Il dettaglio degli investimenti
Con la dotazione complessiva di 1,64 milioni di euro saranno finanziati o cofinanziati otto progetti di investimento, di cui sei da completare entro il 2018,mentre i due progetti residui saranno realizzati in parte nel 2018 e in parte nel 2019.

Nel dettaglio, a Reggio Emilia, via libera al secondo e terzo stralcio di finanziamento del nuovo impianto di risalita a Collagna-Cerreto Laghi; progetto quest’ultimo presentato dal Comune di Ventasso (Re), che per eseguire i lavori riceverà un contributo di 400.000 euro. Risorse che si aggiungono ai 200.000 euro già stanziati nel 2017 per la realizzazione del primo stralcio dei lavori, per un finanziamento complessivo di 600.000 euro.

Un lavoro di squadra
I contributi sono stati assegnati in base alla legge regionale n. 17/2002, per il finanziamento degli “Interventi per la qualificazione delle stazioni invernali e del sistema sciistico della Regione Emilia-Romagna”, che prevede l’attuazione di piani stralcio frutto della concertazione tra Regione e Province interessate, che operano insieme per il riparto dei fondi e la selezione dei progetti.

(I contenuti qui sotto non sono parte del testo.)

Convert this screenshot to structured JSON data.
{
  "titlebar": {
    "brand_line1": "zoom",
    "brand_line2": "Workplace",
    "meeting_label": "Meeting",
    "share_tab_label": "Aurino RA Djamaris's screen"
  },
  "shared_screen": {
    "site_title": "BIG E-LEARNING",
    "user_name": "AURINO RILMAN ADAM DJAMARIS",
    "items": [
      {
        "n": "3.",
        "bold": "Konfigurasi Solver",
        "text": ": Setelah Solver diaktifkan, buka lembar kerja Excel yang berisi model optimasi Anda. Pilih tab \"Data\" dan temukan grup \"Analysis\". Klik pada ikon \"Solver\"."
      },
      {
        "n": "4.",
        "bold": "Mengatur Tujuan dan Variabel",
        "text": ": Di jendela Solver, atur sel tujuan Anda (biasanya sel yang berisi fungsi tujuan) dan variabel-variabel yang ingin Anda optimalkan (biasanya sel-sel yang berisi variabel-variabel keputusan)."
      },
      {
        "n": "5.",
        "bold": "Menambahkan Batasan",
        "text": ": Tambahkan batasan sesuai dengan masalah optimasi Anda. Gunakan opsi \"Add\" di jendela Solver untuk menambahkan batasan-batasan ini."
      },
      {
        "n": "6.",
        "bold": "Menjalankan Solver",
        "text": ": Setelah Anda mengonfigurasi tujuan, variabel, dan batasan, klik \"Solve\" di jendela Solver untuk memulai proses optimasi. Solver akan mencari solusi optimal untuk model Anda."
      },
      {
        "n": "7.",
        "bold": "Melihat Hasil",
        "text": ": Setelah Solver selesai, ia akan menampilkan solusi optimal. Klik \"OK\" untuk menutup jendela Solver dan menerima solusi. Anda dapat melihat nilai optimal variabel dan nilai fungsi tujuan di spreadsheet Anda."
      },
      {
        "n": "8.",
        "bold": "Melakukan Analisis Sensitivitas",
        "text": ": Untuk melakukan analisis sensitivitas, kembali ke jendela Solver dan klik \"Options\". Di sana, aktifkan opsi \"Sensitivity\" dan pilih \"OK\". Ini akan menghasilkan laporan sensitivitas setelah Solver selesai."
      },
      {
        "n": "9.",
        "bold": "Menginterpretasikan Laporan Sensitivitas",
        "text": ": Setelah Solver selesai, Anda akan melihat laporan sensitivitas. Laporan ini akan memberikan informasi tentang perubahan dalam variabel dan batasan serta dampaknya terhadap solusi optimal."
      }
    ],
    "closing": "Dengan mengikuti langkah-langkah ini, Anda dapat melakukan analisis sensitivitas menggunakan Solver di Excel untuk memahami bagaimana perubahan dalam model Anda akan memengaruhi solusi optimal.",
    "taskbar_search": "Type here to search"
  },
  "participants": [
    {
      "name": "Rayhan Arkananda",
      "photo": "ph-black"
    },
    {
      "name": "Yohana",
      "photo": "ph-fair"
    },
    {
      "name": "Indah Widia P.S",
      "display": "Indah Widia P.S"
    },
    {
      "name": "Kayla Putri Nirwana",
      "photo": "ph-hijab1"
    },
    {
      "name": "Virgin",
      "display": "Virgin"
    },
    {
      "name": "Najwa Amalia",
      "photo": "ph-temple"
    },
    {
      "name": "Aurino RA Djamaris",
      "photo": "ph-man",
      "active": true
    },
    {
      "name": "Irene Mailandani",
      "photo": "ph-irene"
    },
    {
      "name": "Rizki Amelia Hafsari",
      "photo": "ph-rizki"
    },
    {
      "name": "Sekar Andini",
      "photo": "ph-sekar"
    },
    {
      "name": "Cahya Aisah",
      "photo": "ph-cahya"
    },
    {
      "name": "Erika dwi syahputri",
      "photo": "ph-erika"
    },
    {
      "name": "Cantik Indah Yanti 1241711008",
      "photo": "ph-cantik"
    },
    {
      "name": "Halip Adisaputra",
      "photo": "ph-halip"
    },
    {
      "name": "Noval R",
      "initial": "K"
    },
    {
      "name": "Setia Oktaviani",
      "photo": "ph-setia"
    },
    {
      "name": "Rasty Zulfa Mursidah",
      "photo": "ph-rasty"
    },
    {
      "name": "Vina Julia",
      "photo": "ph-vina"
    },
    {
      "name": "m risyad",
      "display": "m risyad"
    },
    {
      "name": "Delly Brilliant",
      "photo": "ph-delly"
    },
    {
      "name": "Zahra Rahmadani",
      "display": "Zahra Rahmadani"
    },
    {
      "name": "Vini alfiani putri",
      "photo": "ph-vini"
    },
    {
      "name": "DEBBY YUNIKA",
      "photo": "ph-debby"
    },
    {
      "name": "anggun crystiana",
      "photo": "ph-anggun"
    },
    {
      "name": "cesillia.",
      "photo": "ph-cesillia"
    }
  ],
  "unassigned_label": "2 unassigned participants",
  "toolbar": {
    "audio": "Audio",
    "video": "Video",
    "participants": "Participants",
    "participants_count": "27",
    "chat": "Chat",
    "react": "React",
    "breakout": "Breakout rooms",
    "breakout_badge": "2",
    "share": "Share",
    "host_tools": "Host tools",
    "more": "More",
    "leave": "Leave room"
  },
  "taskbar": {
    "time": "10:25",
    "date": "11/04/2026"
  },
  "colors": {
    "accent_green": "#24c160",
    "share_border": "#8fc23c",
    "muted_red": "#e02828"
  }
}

Per il sostegno e la promozione degli impianti sciistici dell’Appennino tosco-emiliano sono inoltre previsti ulteriori 13 milioni di euro, di cui 10 di provenienza statale e 3 di cofinanziamento regionale, grazie al protocollo di intesa siglato nel novembre scorso tra le Regioni Emilia-Romagna e Toscana e la Presidenza del Consiglio dei ministri.